🤖 AI Summary
Evaluating the diagnostic efficacy of vision-language models (VLMs) for polyp detection (CADe) and classification (CADx) in colonoscopy images remains challenging due to the lack of standardized, pathology-annotated benchmarks and systematic comparisons against conventional models. Method: We establish the first unified medical imaging evaluation framework, benchmarking state-of-the-art VLMs—including GPT-4, Gemini-1.5-Pro, Claude-3-Opus, BiomedCLIP, and CLIP—against CNNs (e.g., ResNet50) and traditional machine learning models (e.g., SVM, Random Forest) on a clinical dataset of 2,258 pathology-confirmed colonoscopy images. Contribution/Results: ResNet50 achieves the highest CADe performance (F1 = 91.35%, AUROC = 0.98). Among VLMs, GPT-4 significantly outperforms other general-purpose models in both CADe (F1 = 81.02%) and CADx (weighted F1 = 41.18%), while BiomedCLIP demonstrates promising few-shot capability. Our findings validate that domain-adapted VLMs hold practical potential for clinical decision support under data-constrained settings.
📝 Abstract
Introduction: This study provides a comprehensive performance assessment of vision-language models (VLMs) against established convolutional neural networks (CNNs) and classic machine learning models (CMLs) for computer-aided detection (CADe) and computer-aided diagnosis (CADx) of colonoscopy polyp images.

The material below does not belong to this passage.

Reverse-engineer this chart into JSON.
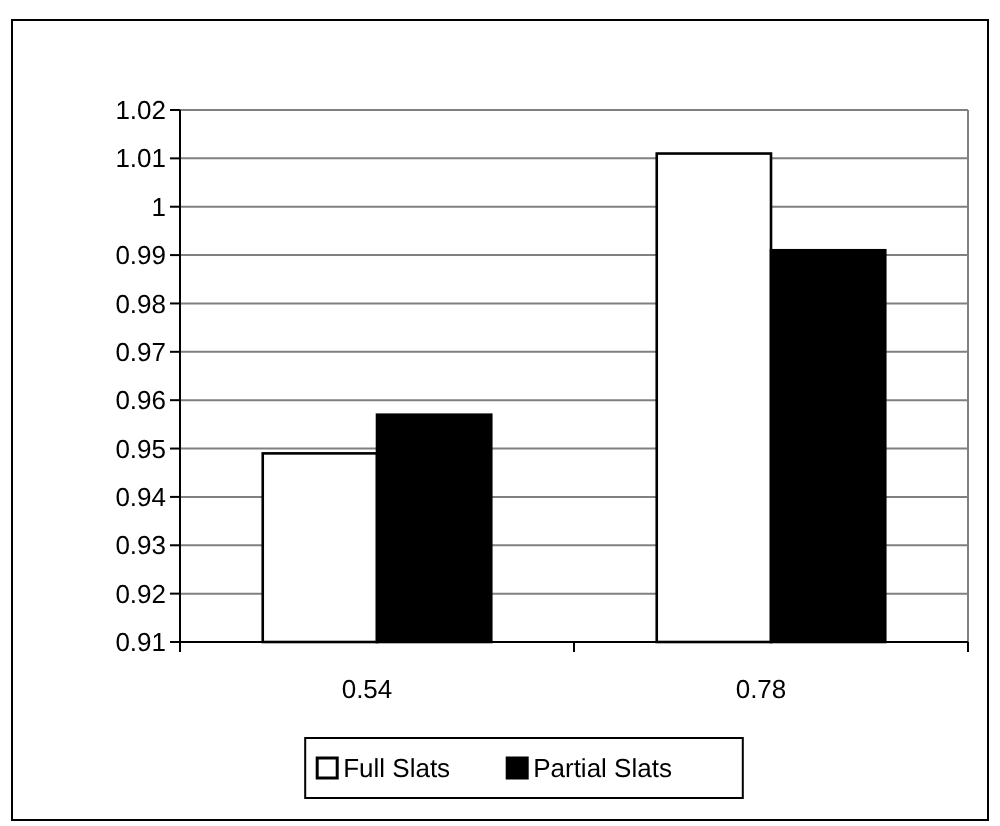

Method: We analyzed 2,258 colonoscopy images with corresponding pathology reports from 428 patients. We preprocessed all images using standardized techniques (resizing, normalization, and augmentation) and implemented a rigorous comparative framework evaluating 11 distinct models: ResNet50, 4 CMLs (random forest, support vector machine, logistic regression, decision tree), two specialized contrastive vision language encoders (CLIP, BiomedCLIP), and three general-purpose VLMs ( GPT-4 Gemini-1.5-Pro, Claude-3-Opus). Our performance assessment focused on two clinical tasks: polyp detection (CADe) and classification (CADx). Result: In polyp detection, ResNet50 achieved the best performance (F1: 91.35%, AUROC: 0.98), followed by BiomedCLIP (F1: 88.68%, AUROC: [AS1] ). GPT-4 demonstrated comparable effectiveness to traditional machine learning approaches (F1: 81.02%, AUROC: [AS2] ), outperforming other general-purpose VLMs. For polyp classification, performance rankings remained consistent but with lower overall metrics. ResNet50 maintained the highest efficacy (weighted F1: 74.94%), while GPT-4 demonstrated moderate capability (weighted F1: 41.18%), significantly exceeding other VLMs (Claude-3-Opus weighted F1: 25.54%, Gemini 1.5 Pro weighted F1: 6.17%). Conclusion: CNNs remain superior for both CADx and CADe tasks. However, VLMs like BioMedCLIP and GPT-4 may be useful for polyp detection tasks where training CNNs is not feasible.